Carol Millman puts it well: “Only three subsections in the Behavior Analyst Certification Board’s professional code of ethics even address the wellbeing of the learner…The BACB says nothing about inflicting pain. There’s nothing in the BACB ethics code [that] says you can’t use electric shock. In fact, it doesn’t say anything at all about what type of ‘aversives’ are acceptable.”

I remember first learning about shock devices as a practitioner, and my gut reaction was, “well, our clinic doesn’t do that!”.

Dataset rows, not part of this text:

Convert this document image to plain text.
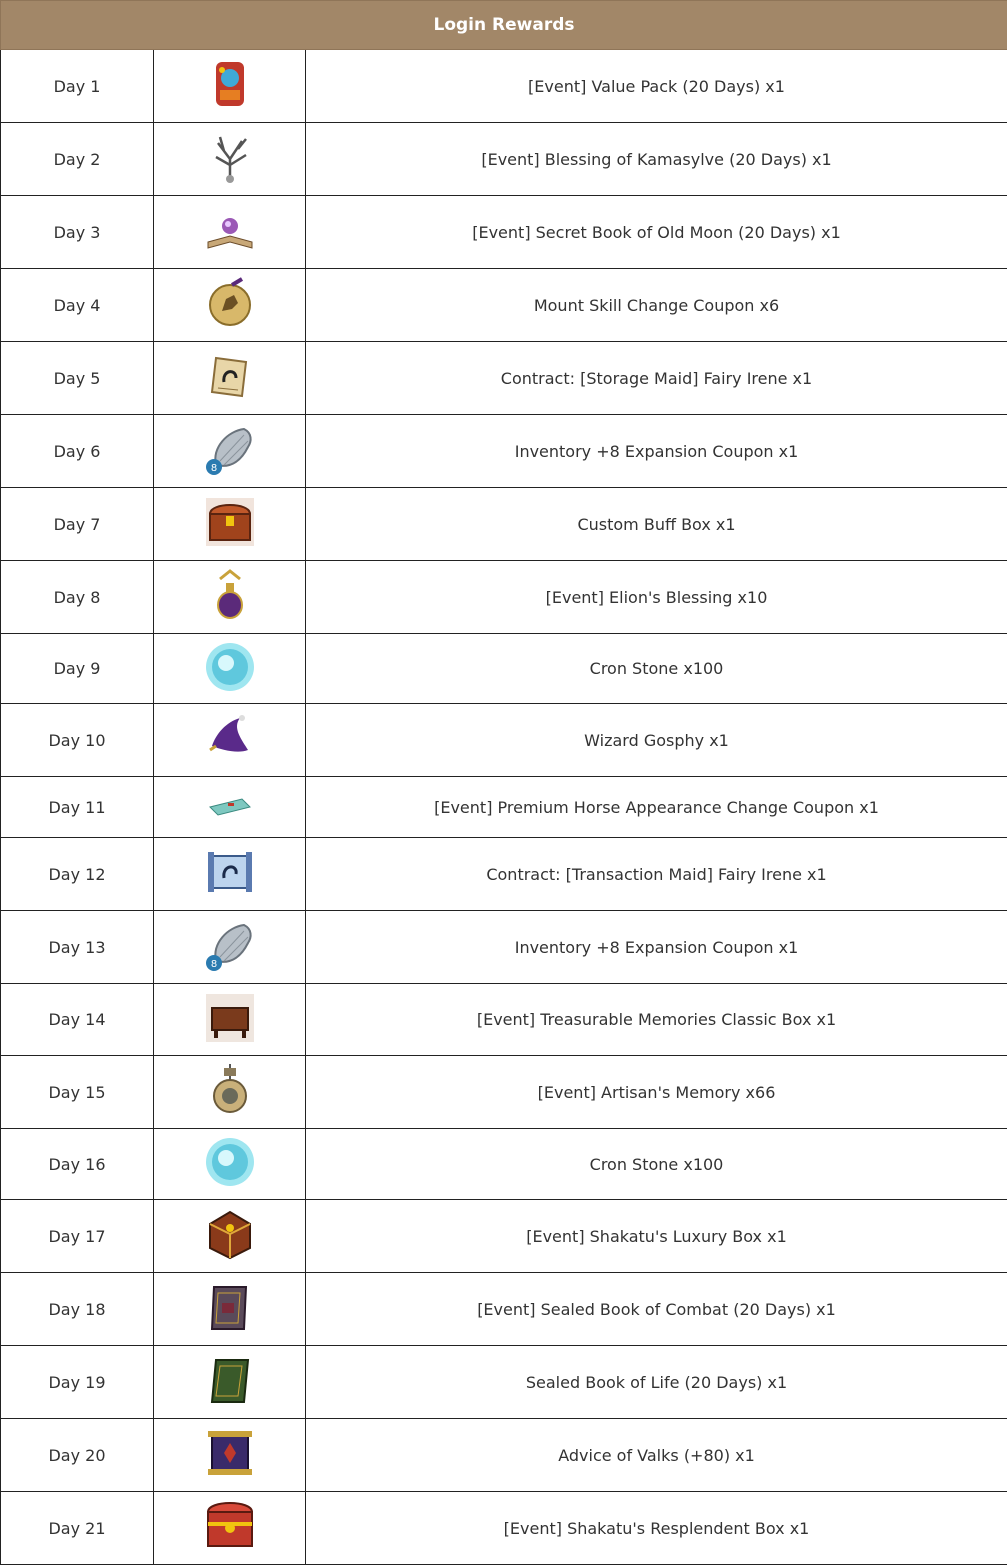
Login Rewards		
Day 1		[Event] Value Pack (20 Days) x1
Day 2		[Event] Blessing of Kamasylve (20 Days) x1
Day 3		[Event] Secret Book of Old Moon (20 Days) x1
Day 4		Mount Skill Change Coupon x6
Day 5		Contract: [Storage Maid] Fairy Irene x1
Day 6	8	Inventory +8 Expansion Coupon x1
Day 7		Custom Buff Box x1
Day 8		[Event] Elion's Blessing x10
Day 9		Cron Stone x100
Day 10		Wizard Gosphy x1
Day 11		[Event] Premium Horse Appearance Change Coupon x1
Day 12		Contract: [Transaction Maid] Fairy Irene x1
Day 13	8	Inventory +8 Expansion Coupon x1
Day 14		[Event] Treasurable Memories Classic Box x1
Day 15		[Event] Artisan's Memory x66
Day 16		Cron Stone x100
Day 17		[Event] Shakatu's Luxury Box x1
Day 18		[Event] Sealed Book of Combat (20 Days) x1
Day 19		Sealed Book of Life (20 Days) x1
Day 20		Advice of Valks (+80) x1
Day 21		[Event] Shakatu's Resplendent Box x1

To practitioners reading this, listen closely. The problem is more extensive than shock devices (though that should be a red flag). The problem is that the governing ethics body allows the use of shock devices, which means that there’s a lot of unethical conduct that they also allow.

Just because you haven’t had the BACB contacted, or you have, and they deemed your actions ethical, does not mean that you are acting ethically. And that’s a poor standard for an ethics body.

5. Trust your gut.

Okay, this one seems obvious, but it’s easy to lose yourself at a job. Capitalism is a cruel master that conditions you to trust your boss and enforces a strict hierarchy. As an RBT, you are motivated to shut up and listen to your BCBA. This creates a culture of compliance. I’ve seen it now in other clinics and the one I worked at where BCBAs will try to use ABA on the RBTs they supervise. This is wildly inappropriate and not within their scope of practice. Not to mention is a massive break in consent.

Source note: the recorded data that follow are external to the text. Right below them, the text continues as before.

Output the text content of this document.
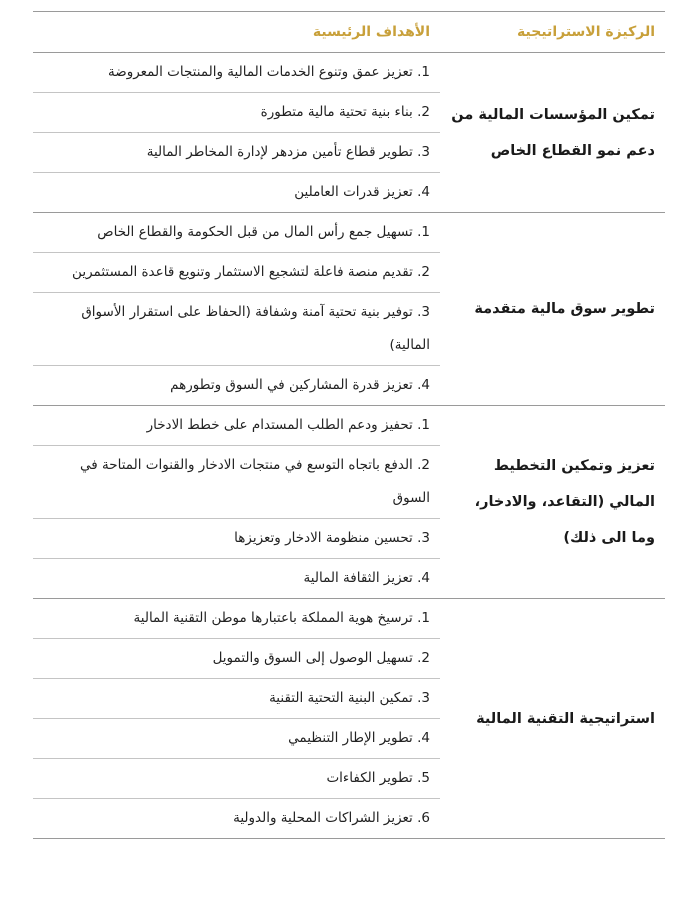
الركيزة الاستراتيجية	الأهداف الرئيسية
تمكين المؤسسات المالية من دعم نمو القطاع الخاص	1. تعزيز عمق وتنوع الخدمات المالية والمنتجات المعروضة
	2. بناء بنية تحتية مالية متطورة
	3. تطوير قطاع تأمين مزدهر لإدارة المخاطر المالية
	4. تعزيز قدرات العاملين
تطوير سوق مالية متقدمة	1. تسهيل جمع رأس المال من قبل الحكومة والقطاع الخاص
	2. تقديم منصة فاعلة لتشجيع الاستثمار وتنويع قاعدة المستثمرين
	3. توفير بنية تحتية آمنة وشفافة (الحفاظ على استقرار الأسواق المالية)
	4. تعزيز قدرة المشاركين في السوق وتطورهم
تعزيز وتمكين التخطيط المالي (التقاعد، والادخار، وما الى ذلك)	1. تحفيز ودعم الطلب المستدام على خطط الادخار
	2. الدفع باتجاه التوسع في منتجات الادخار والقنوات المتاحة في السوق
	3. تحسين منظومة الادخار وتعزيزها
	4. تعزيز الثقافة المالية
استراتيجية التقنية المالية	1. ترسيخ هوية المملكة باعتبارها موطن التقنية المالية
	2. تسهيل الوصول إلى السوق والتمويل
	3. تمكين البنية التحتية التقنية
	4. تطوير الإطار التنظيمي
	5. تطوير الكفاءات
	6. تعزيز الشراكات المحلية والدولية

Something deep inside you lets you know whether what you’re doing is moral. We’re all biased towards believing we are moral (and often ignore signs that we’re not), but if you’re questioning whether a decision you made is ethical, it’s a sign to take a step back and assess the situation. Get opinions outside your field, especially from the clientele you serve. Reach out to ethics hotlines and ask the internet. Find information from unbiased sources. And listen to your gut. If something feels off, it probably is.

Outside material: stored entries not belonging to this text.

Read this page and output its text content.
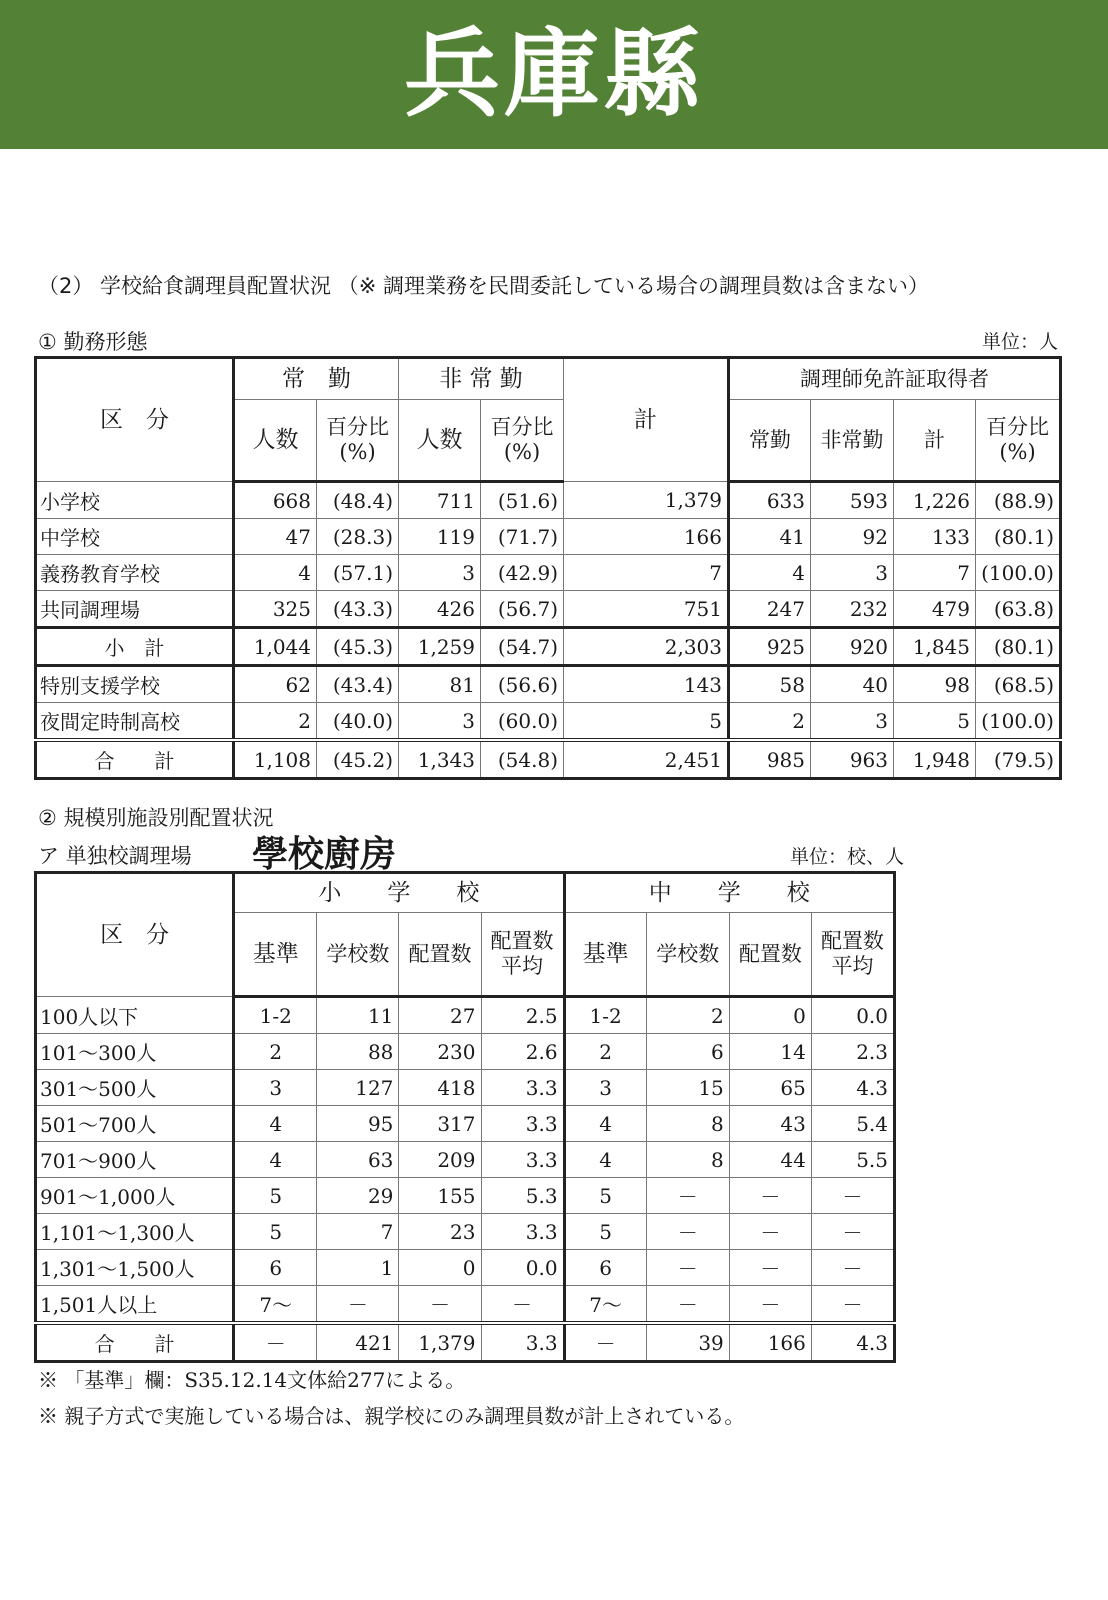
兵庫縣
（2） 学校給食調理員配置状況 （※ 調理業務を民間委託している場合の調理員数は含まない）
① 勤務形態	単位：人
区　分	常　勤		非 常 勤		計	調理師免許証取得者			
	人数	百分比 (%)	人数	百分比 (%)		常勤	非常勤	計	百分比 (%)
小学校	668	(48.4)	711	(51.6)	1,379	633	593	1,226	(88.9)
中学校	47	(28.3)	119	(71.7)	166	41	92	133	(80.1)
義務教育学校	4	(57.1)	3	(42.9)	7	4	3	7	(100.0)
共同調理場	325	(43.3)	426	(56.7)	751	247	232	479	(63.8)
小　計	1,044	(45.3)	1,259	(54.7)	2,303	925	920	1,845	(80.1)
特別支援学校	62	(43.4)	81	(56.6)	143	58	40	98	(68.5)
夜間定時制高校	2	(40.0)	3	(60.0)	5	2	3	5	(100.0)
合　　計	1,108	(45.2)	1,343	(54.8)	2,451	985	963	1,948	(79.5)
② 規模別施設別配置状況
ア 単独校調理場 學校廚房	単位：校、人
区　分	小　　学　　校				中　　学　　校			
	基準	学校数	配置数	配置数 平均	基準	学校数	配置数	配置数 平均
100人以下	1-2	11	27	2.5	1-2	2	0	0.0
101～300人	2	88	230	2.6	2	6	14	2.3
301～500人	3	127	418	3.3	3	15	65	4.3
501～700人	4	95	317	3.3	4	8	43	5.4
701～900人	4	63	209	3.3	4	8	44	5.5
901～1,000人	5	29	155	5.3	5	－	－	－
1,101～1,300人	5	7	23	3.3	5	－	－	－
1,301～1,500人	6	1	0	0.0	6	－	－	－
1,501人以上	7～	－	－	－	7～	－	－	－
合　　計	－	421	1,379	3.3	－	39	166	4.3
※ 「基準」欄：S35.12.14文体給277による。
※ 親子方式で実施している場合は、親学校にのみ調理員数が計上されている。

I’m so grateful to be out. I’ve learned a lot from my experience, and I hope this can shed light on others’ situations so they don’t have to learn the lesson I did the hard way.

It’s funny how the most traumatizing experiences can fundamentally shape your life. I can thank my old clinic for that. It showed me I was autistic by ruthlessly punishing autistic expression and gave me a direction for the therapy career I’m pursuing. So thanks, I guess.